F# and these types of immutable data stores seem to go extremely well together and help us build a powerful scalable system that is low on complexity. Some parts of our system, that are very stream heavy, use Kafka and Storm, again F# seems to work very well here as well. Don’t get me wrong, we have lots of supporting services that rely on state like Redis and even Azure SQL databases but these are more like peripheral and support systems rather than core systems. They support business analysts rather than build the backbone of our system. If these things are ever out of sync or go down, we can simply rerun our projections and rebuild them from our immutable data stores.

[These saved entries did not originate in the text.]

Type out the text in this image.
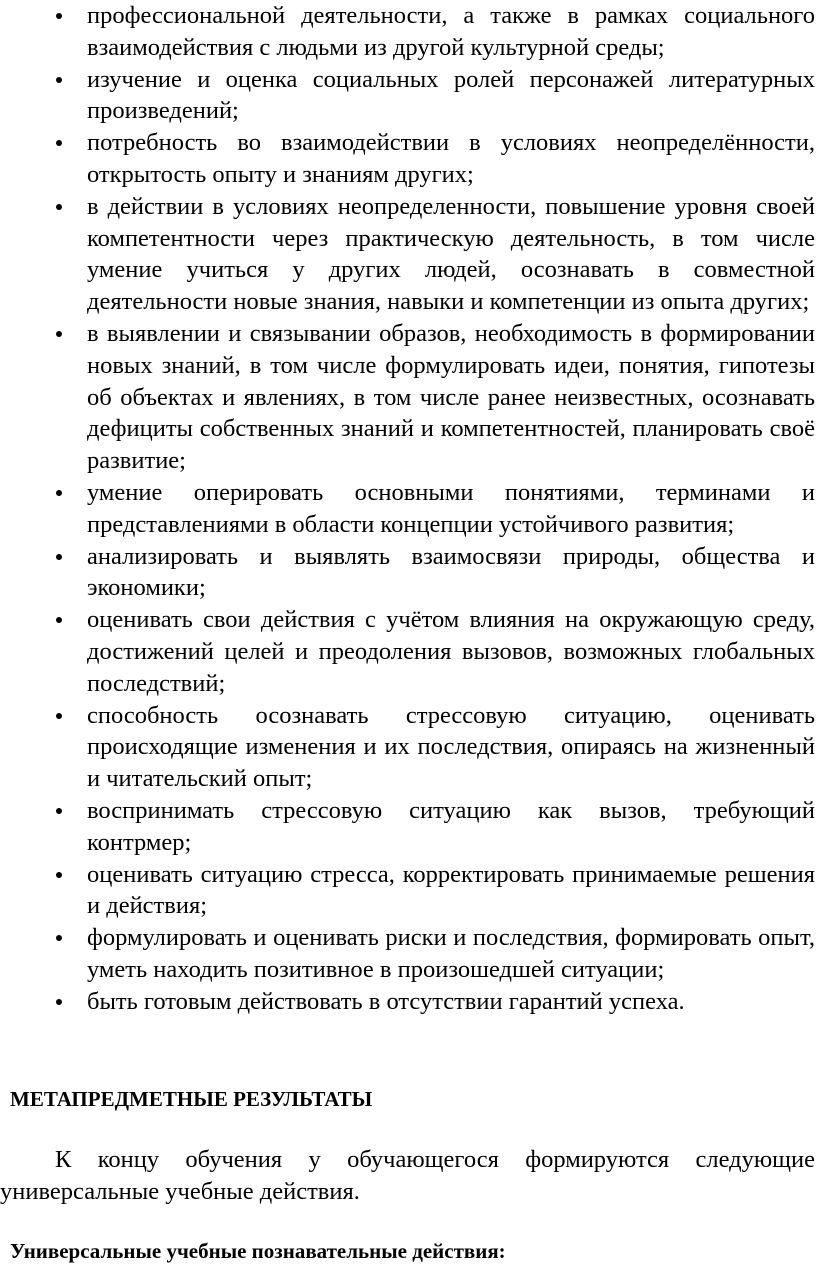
профессиональной деятельности, а также в рамках социального взаимодействия с людьми из другой культурной среды;
изучение и оценка социальных ролей персонажей литературных произведений;
потребность во взаимодействии в условиях неопределённости, открытость опыту и знаниям других;
в действии в условиях неопределенности, повышение уровня своей компетентности через практическую деятельность, в том числе умение учиться у других людей, осознавать в совместной деятельности новые знания, навыки и компетенции из опыта других;
в выявлении и связывании образов, необходимость в формировании новых знаний, в том числе формулировать идеи, понятия, гипотезы об объектах и явлениях, в том числе ранее неизвестных, осознавать дефициты собственных знаний и компетентностей, планировать своё развитие;
умение оперировать основными понятиями, терминами и представлениями в области концепции устойчивого развития;
анализировать и выявлять взаимосвязи природы, общества и экономики;
оценивать свои действия с учётом влияния на окружающую среду, достижений целей и преодоления вызовов, возможных глобальных последствий;
способность осознавать стрессовую ситуацию, оценивать происходящие изменения и их последствия, опираясь на жизненный и читательский опыт;
воспринимать стрессовую ситуацию как вызов, требующий контрмер;
оценивать ситуацию стресса, корректировать принимаемые решения и действия;
формулировать и оценивать риски и последствия, формировать опыт, уметь находить позитивное в произошедшей ситуации;
быть готовым действовать в отсутствии гарантий успеха.
МЕТАПРЕДМЕТНЫЕ РЕЗУЛЬТАТЫ

К концу обучения у обучающегося формируются следующие универсальные учебные действия.

Универсальные учебные познавательные действия:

Another thing that helps us manage complexity is, as I mentioned earlier, our use of microservices, which consume these very large streams of data and react accordingly. Here, things do one thing and do it well. So, if a price changes there is an event emitted that we can react to and tell Google about. The problem is the calls to Google are obviously over the wire and through REST APIs, which makes pushing millions of changes very difficult in a timely manner.
Scaling and parallelism
Back to the problem at hand, getting these price changes to Google. One of the first things that come to mind, when dealing with this sort of problem, is to batch the changes and send them in that manner. Which, of course, is a great idea but its still not enough because you will still fall behind. In this stream of changes, our prices, inventory and many other aspects of the products will be out of sync.
As a software engineer I have been a part of many large software projects and implementations and certainly this one qualifies as one of them. However, given our architecture at Jet and the forward-thinking technology decisions that were made early on by the Jet engineering team, it turns out this problem is pretty easy to solve. We just build a few microservices to react to the different streams, some react to price changes, others to availability and some microservices to other product level changes.

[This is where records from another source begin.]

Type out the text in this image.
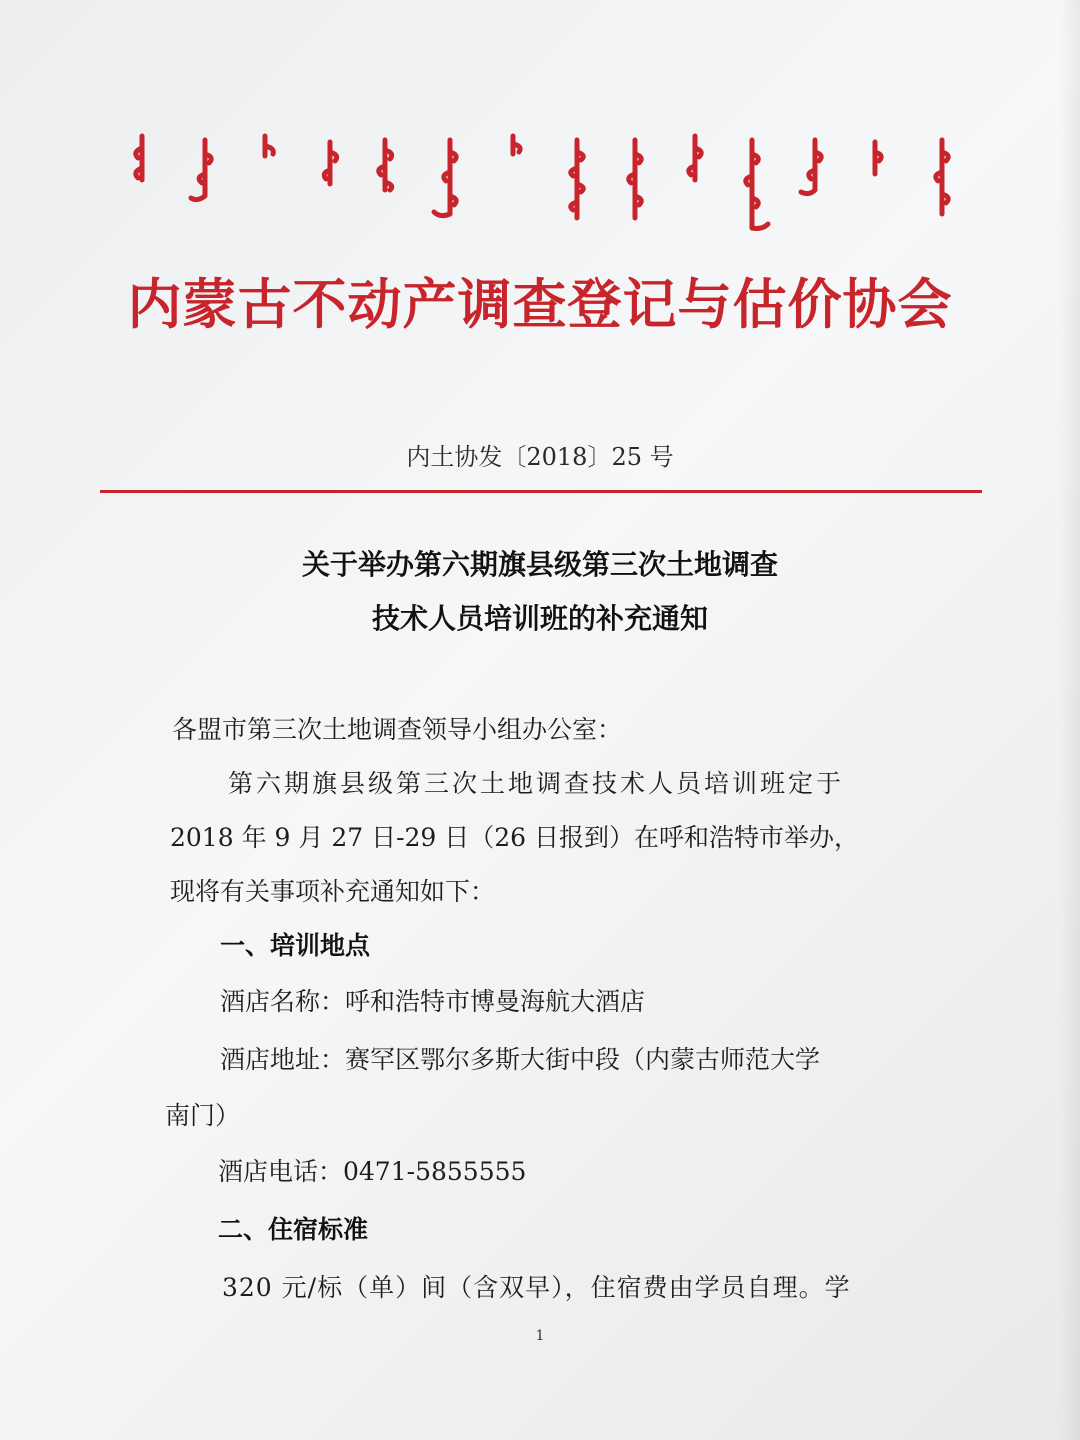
内蒙古不动产调查登记与估价协会
内土协发〔2018〕25 号
关于举办第六期旗县级第三次土地调查
技术人员培训班的补充通知
各盟市第三次土地调查领导小组办公室：
第六期旗县级第三次土地调查技术人员培训班定于
2018 年 9 月 27 日-29 日（26 日报到）在呼和浩特市举办，
现将有关事项补充通知如下：
一、培训地点
酒店名称：呼和浩特市博曼海航大酒店
酒店地址：赛罕区鄂尔多斯大街中段（内蒙古师范大学
南门）
酒店电话：0471-5855555
二、住宿标准
320 元/标（单）间（含双早），住宿费由学员自理。学
1
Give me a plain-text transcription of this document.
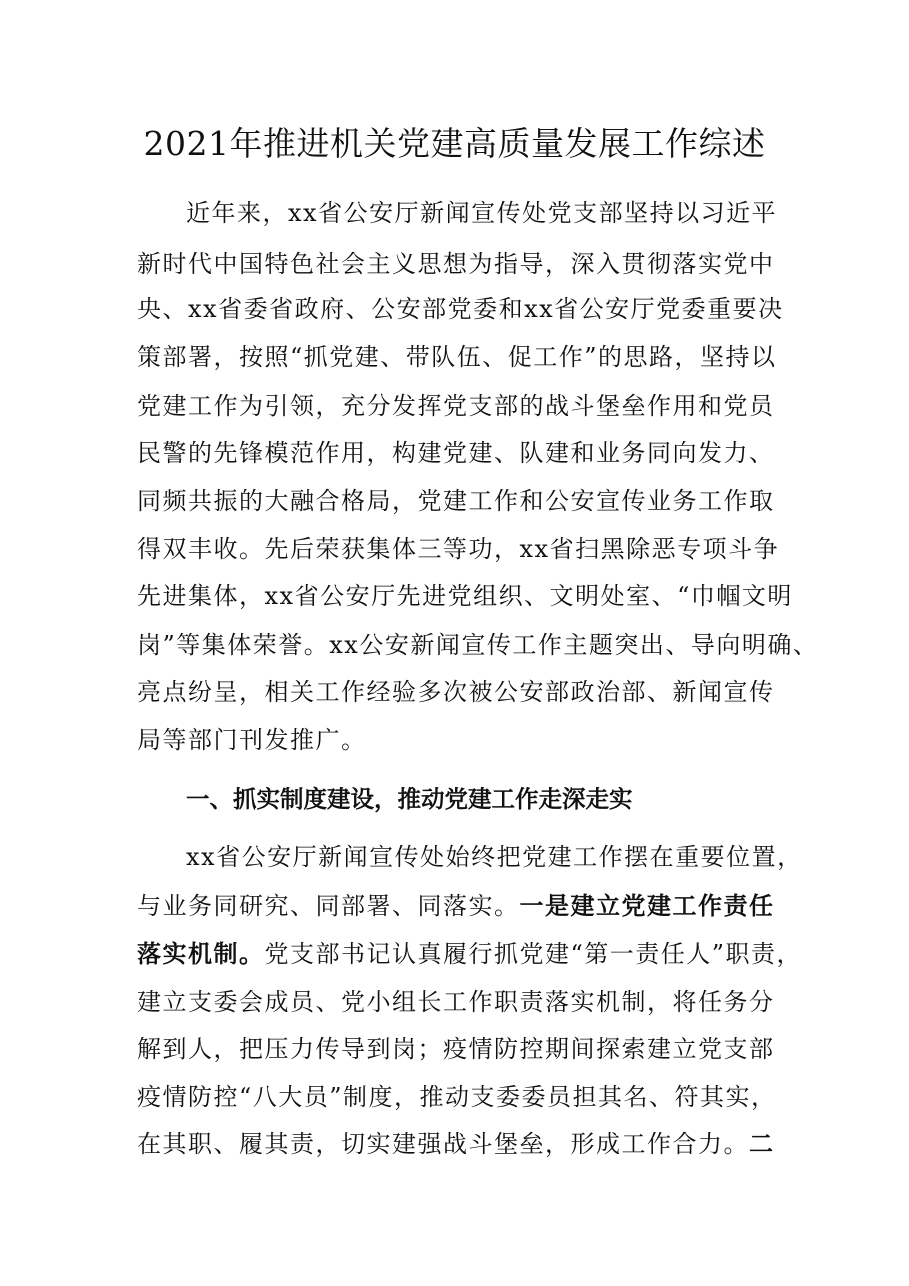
2021年推进机关党建高质量发展工作综述
近年来，xx省公安厅新闻宣传处党支部坚持以习近平
新时代中国特色社会主义思想为指导，深入贯彻落实党中
央、xx省委省政府、公安部党委和xx省公安厅党委重要决
策部署，按照“抓党建、带队伍、促工作”的思路，坚持以
党建工作为引领，充分发挥党支部的战斗堡垒作用和党员
民警的先锋模范作用，构建党建、队建和业务同向发力、
同频共振的大融合格局，党建工作和公安宣传业务工作取
得双丰收。先后荣获集体三等功，xx省扫黑除恶专项斗争
先进集体，xx省公安厅先进党组织、文明处室、“巾帼文明
岗”等集体荣誉。xx公安新闻宣传工作主题突出、导向明确、
亮点纷呈，相关工作经验多次被公安部政治部、新闻宣传
局等部门刊发推广。
一、抓实制度建设，推动党建工作走深走实
xx省公安厅新闻宣传处始终把党建工作摆在重要位置，
与业务同研究、同部署、同落实。一是建立党建工作责任
落实机制。党支部书记认真履行抓党建“第一责任人”职责，
建立支委会成员、党小组长工作职责落实机制，将任务分
解到人，把压力传导到岗；疫情防控期间探索建立党支部
疫情防控“八大员”制度，推动支委委员担其名、符其实，
在其职、履其责，切实建强战斗堡垒，形成工作合力。二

We can then easily parallelize the consumption of these events and chunk them into batches to go out as RESTful calls to Google. Before they go out they are first dumped into asynchronous pieces of work that F# supports very well and can use the network when it’s available.
Keep in mind that Google PLAs are just a small part of our system. There are quite a few tech teams at Jet and they all have their own streams and data to manage. The reality is that there are millions of streams and millions of events in each one of those streams being fired every day at Jet.
I think what we are doing is unique and not something I have seen done before, at this scale, not even in finance. Trying to do this sort of thing with some of the systems we had at the bank would have been near impossible and taken months to deliver. The technology decisions made early on have allowed us to solve a very difficult problem in a very simple and robust way.